Quatre pistes de réformes concrètes pour une fiscalité qui protège la démocratie

Prélèvement à la source

Le prélèvement à la source est une réforme importante du quinquennat qu’il faut espérer voir mise en œuvre comme prévu début 2018. Tout d’abord, il permet une prise en compte des revenus en temps réel et supprime cette aberration qui oblige à payer les impôts qui correspondent aux revenus de l’année précédente. À l’heure de l’instabilité salariale et d’alternance de plusieurs périodes d’activité, le système actuel n’est clairement plus adapté et place une partie des contribuables dans l’incertitude et la complexité. Le prélèvement à la source rend donc l’impôt plus simple et plus lisible. Cette réforme peut également ouvrir la voie à une fusion de la CSG et de l’impôt sur le revenu, prônée notamment par Thomas Piketty et plusieurs économistes.

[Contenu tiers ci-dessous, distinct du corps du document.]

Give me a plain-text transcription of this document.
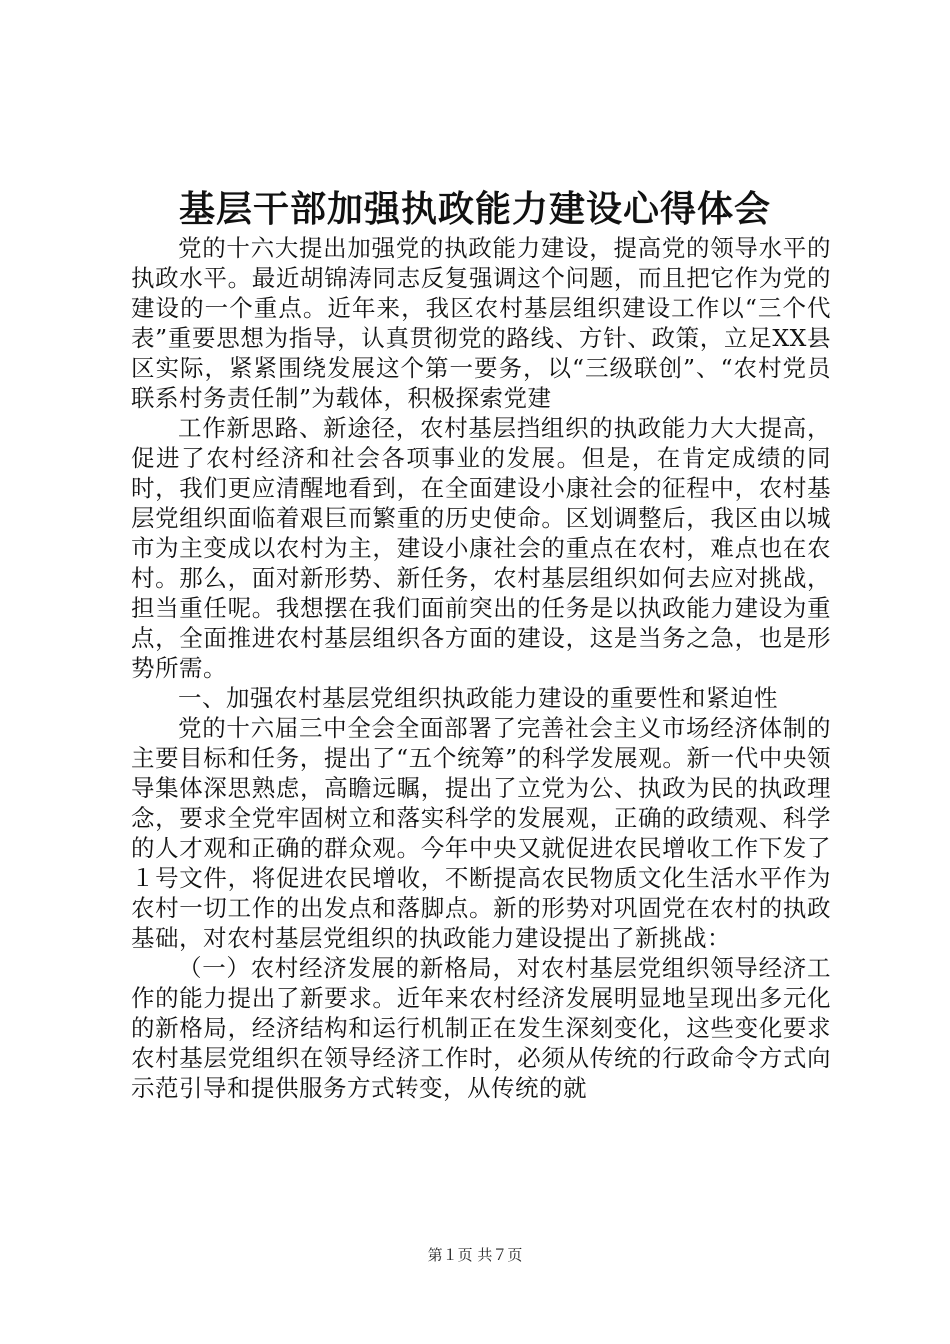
基层干部加强执政能力建设心得体会

党的十六大提出加强党的执政能力建设，提高党的领导水平的执政水平。最近胡锦涛同志反复强调这个问题，而且把它作为党的建设的一个重点。近年来，我区农村基层组织建设工作以“三个代表”重要思想为指导，认真贯彻党的路线、方针、政策，立足XX县区实际，紧紧围绕发展这个第一要务，以“三级联创”、“农村党员联系村务责任制”为载体，积极探索党建

工作新思路、新途径，农村基层挡组织的执政能力大大提高，促进了农村经济和社会各项事业的发展。但是，在肯定成绩的同时，我们更应清醒地看到，在全面建设小康社会的征程中，农村基层党组织面临着艰巨而繁重的历史使命。区划调整后，我区由以城市为主变成以农村为主，建设小康社会的重点在农村，难点也在农村。那么，面对新形势、新任务，农村基层组织如何去应对挑战，担当重任呢。我想摆在我们面前突出的任务是以执政能力建设为重点，全面推进农村基层组织各方面的建设，这是当务之急，也是形势所需。

一、加强农村基层党组织执政能力建设的重要性和紧迫性

党的十六届三中全会全面部署了完善社会主义市场经济体制的主要目标和任务，提出了“五个统筹”的科学发展观。新一代中央领导集体深思熟虑，高瞻远瞩，提出了立党为公、执政为民的执政理念，要求全党牢固树立和落实科学的发展观，正确的政绩观、科学的人才观和正确的群众观。今年中央又就促进农民增收工作下发了１号文件，将促进农民增收，不断提高农民物质文化生活水平作为农村一切工作的出发点和落脚点。新的形势对巩固党在农村的执政基础，对农村基层党组织的执政能力建设提出了新挑战：

（一）农村经济发展的新格局，对农村基层党组织领导经济工作的能力提出了新要求。近年来农村经济发展明显地呈现出多元化的新格局，经济结构和运行机制正在发生深刻变化，这些变化要求农村基层党组织在领导经济工作时，必须从传统的行政命令方式向示范引导和提供服务方式转变，从传统的就

第１页 共７页
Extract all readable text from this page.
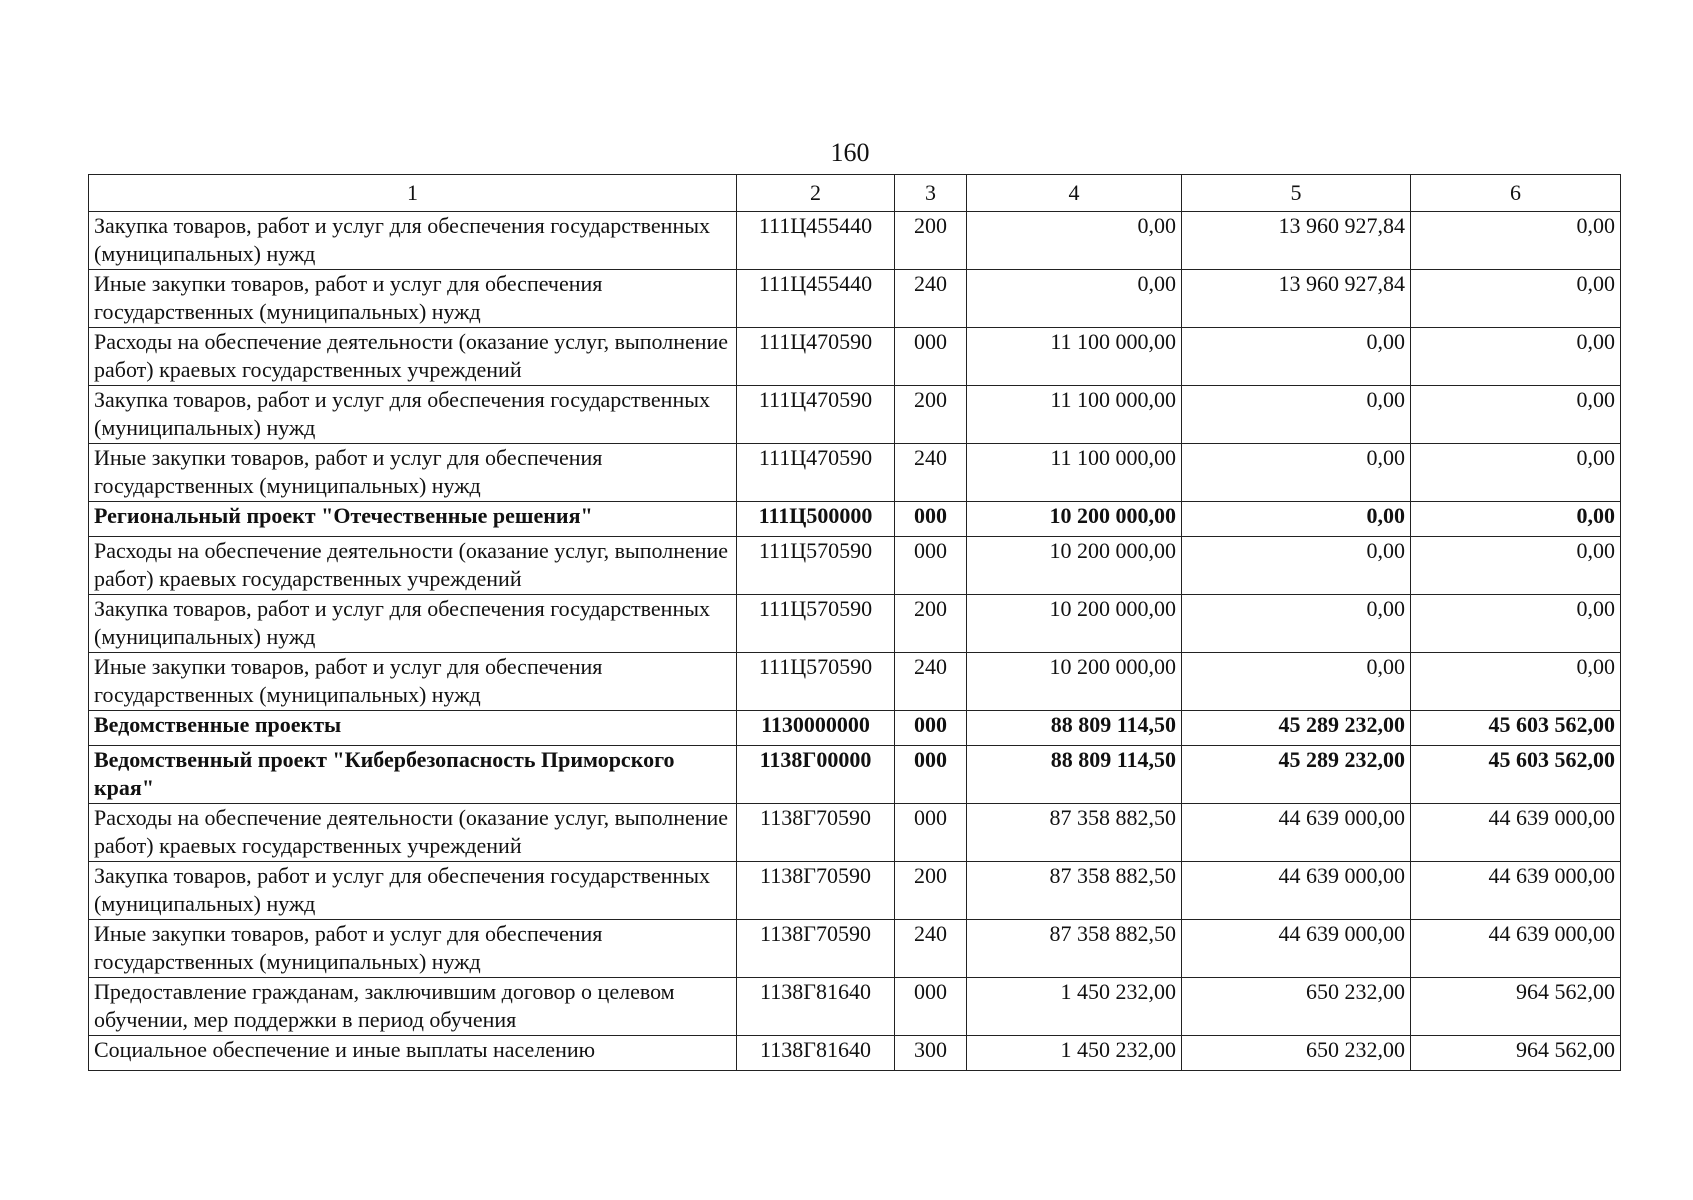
160
1	2	3	4	5	6
Закупка товаров, работ и услуг для обеспечения государственных (муниципальных) нужд	111Ц455440	200	0,00	13 960 927,84	0,00
Иные закупки товаров, работ и услуг для обеспечения государственных (муниципальных) нужд	111Ц455440	240	0,00	13 960 927,84	0,00
Расходы на обеспечение деятельности (оказание услуг, выполнение работ) краевых государственных учреждений	111Ц470590	000	11 100 000,00	0,00	0,00
Закупка товаров, работ и услуг для обеспечения государственных (муниципальных) нужд	111Ц470590	200	11 100 000,00	0,00	0,00
Иные закупки товаров, работ и услуг для обеспечения государственных (муниципальных) нужд	111Ц470590	240	11 100 000,00	0,00	0,00
Региональный проект "Отечественные решения"	111Ц500000	000	10 200 000,00	0,00	0,00
Расходы на обеспечение деятельности (оказание услуг, выполнение работ) краевых государственных учреждений	111Ц570590	000	10 200 000,00	0,00	0,00
Закупка товаров, работ и услуг для обеспечения государственных (муниципальных) нужд	111Ц570590	200	10 200 000,00	0,00	0,00
Иные закупки товаров, работ и услуг для обеспечения государственных (муниципальных) нужд	111Ц570590	240	10 200 000,00	0,00	0,00
Ведомственные проекты	1130000000	000	88 809 114,50	45 289 232,00	45 603 562,00
Ведомственный проект "Кибербезопасность Приморского края"	1138Г00000	000	88 809 114,50	45 289 232,00	45 603 562,00
Расходы на обеспечение деятельности (оказание услуг, выполнение работ) краевых государственных учреждений	1138Г70590	000	87 358 882,50	44 639 000,00	44 639 000,00
Закупка товаров, работ и услуг для обеспечения государственных (муниципальных) нужд	1138Г70590	200	87 358 882,50	44 639 000,00	44 639 000,00
Иные закупки товаров, работ и услуг для обеспечения государственных (муниципальных) нужд	1138Г70590	240	87 358 882,50	44 639 000,00	44 639 000,00
Предоставление гражданам, заключившим договор о целевом обучении, мер поддержки в период обучения	1138Г81640	000	1 450 232,00	650 232,00	964 562,00
Социальное обеспечение и иные выплаты населению	1138Г81640	300	1 450 232,00	650 232,00	964 562,00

Rationalisation des niches fiscales

Pour gagner la confiance et l’adhésion des citoyens, le système fiscal français a également besoin d’être réformé en profondeur, pour être plus juste. Tout d’abord, il est urgent de rationaliser les niches fiscales en les évaluant et en ne conservant que celles qui répondent efficacement à un objectif précis et défini. La Cour des comptes a, à plusieurs reprises, critiqué l’inefficacité et le manque d’évaluation et de contrôle de nombreuses niches fiscales. Dans sa note d’analyse de l’exécution budgétaire 2015, la Cour a notamment critiqué des « dispositifs de maîtrise » des dépenses fiscales « sans impact réel » ainsi que « des évaluations toujours insuffisantes ». Également, comme le souligne le récent rapport du Conseil des prélèvements obligatoires rien qu’en ce qui concerne la TVA, la suppression des dépenses fiscales peu ou pas efficaces augmenterait les recettes de 11 milliards d’euros. Ce rapport critique en particulier l’inefficacité de la TVA réduite dans la restauration dont le coût (175 000 euros à 262 000 euros par emploi) a largement dépassé celui estimé pour les dispositifs de soutien direct à l’emploi auxquels il s’est substitué. De même, il faut considérer de nouveau le quotient familial et le quotient familial comme des dépenses fiscales et réfléchir à leur remplacement par un système plus juste d’aide aux familles. En effet, cette mesure bénéficie aux ménages les plus aisés et pourrait être compensée par l’instauration d’une allocation en fonction du revenu améliorée.

Un impôt plus progressif

Le sujet de la progressivité de l’impôt est central. La complexité de notre système fiscal et la multiplicité des niches fiscales ont réduit la progressivité de l’impôt au profit des plus aisés. La fusion de l’impôt sur le revenu et de la CSG permettrait de créer un nouvel impôt sur le revenu qui serait davantage progressif. Par ailleurs, le taux d’imposition réel sur les sociétés est en moyenne plus élevé pour les PME que pour les entreprises du CAC40. Une progressivité de l’impôt sur les sociétés prenant en compte la taille de l’entreprise pondérée par le bénéfice, le chiffre d’affaires et l’investissement pourrait permettre de rééquilibrer la charge fiscale entre les entreprises.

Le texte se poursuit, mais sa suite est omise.